Decoupling and non-decoupling dynamics of large D black holes

TL;DR

This paper analyzes the spectrum of quasinormal modes of large D Schwarzschild black holes, revealing two classes of modes with distinct properties and frequencies, and confirms findings with numerical results even at D=4.

Contribution

It provides a detailed classification of decoupled and non-decoupled quasinormal modes in large D black holes and matches analytical results with numerical data.

Findings

Most modes are non-decoupled, straddling near-horizon and asymptotic zones.

A small set of decoupled modes are normalizable and specific to each black hole.

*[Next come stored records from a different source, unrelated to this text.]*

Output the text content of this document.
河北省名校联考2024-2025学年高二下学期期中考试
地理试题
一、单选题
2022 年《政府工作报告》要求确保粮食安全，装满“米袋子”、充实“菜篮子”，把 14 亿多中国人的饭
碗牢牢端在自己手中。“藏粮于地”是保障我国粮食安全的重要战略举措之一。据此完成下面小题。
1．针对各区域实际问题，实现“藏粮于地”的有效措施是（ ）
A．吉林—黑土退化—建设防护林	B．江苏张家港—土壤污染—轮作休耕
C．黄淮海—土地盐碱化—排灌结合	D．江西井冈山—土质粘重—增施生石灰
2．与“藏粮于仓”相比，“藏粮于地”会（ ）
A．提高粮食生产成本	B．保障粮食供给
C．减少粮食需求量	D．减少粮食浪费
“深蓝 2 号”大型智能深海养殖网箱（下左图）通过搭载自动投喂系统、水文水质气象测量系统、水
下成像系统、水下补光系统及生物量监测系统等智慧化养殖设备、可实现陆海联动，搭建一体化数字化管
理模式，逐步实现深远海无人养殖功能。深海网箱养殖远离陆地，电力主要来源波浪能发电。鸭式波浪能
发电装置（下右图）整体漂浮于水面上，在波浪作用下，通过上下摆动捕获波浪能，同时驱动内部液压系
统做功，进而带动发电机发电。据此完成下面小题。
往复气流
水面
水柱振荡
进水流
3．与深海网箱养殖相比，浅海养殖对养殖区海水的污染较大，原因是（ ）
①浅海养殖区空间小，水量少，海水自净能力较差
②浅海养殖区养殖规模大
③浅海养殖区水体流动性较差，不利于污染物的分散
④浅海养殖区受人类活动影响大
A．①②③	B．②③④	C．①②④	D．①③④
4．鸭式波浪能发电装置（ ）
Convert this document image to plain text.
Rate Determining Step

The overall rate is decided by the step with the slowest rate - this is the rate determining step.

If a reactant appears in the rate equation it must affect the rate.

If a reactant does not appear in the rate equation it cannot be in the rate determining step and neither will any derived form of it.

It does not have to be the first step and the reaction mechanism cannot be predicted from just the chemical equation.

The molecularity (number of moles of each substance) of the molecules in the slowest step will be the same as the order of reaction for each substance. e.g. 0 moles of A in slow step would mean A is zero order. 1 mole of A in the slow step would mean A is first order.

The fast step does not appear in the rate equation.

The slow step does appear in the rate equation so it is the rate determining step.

Analytical frequencies agree well with numerical calculations, even at D=4.

Abstract

The limit of large number of dimensions localizes the gravitational field of a black hole in a well-defined region near the horizon. The perturbative dynamics of the black hole can then be characterized in terms of states in the near-horizon geometry. We investigate this by computing the spectrum of quasinormal modes of the Schwarzschild black hole in the 1/D expansion, which we find splits into two classes. Most modes are non-decoupled modes: non-normalizable states of the near-horizon geometry that straddle between the near-horizon zone and the asymptotic zone. They have frequency of order D/r_0 (with r_0 the horizon radius), and are also present in a large class of other black holes. There also exist a much smaller number of decoupled modes: normalizable states of the near-horizon geometry that are strongly suppressed in the asymptotic region. They have frequency of order 1/r_0, and are specific of each black hole. Our results for their frequencies are in excellent agreement with numerical calculations, in some cases even in D=4.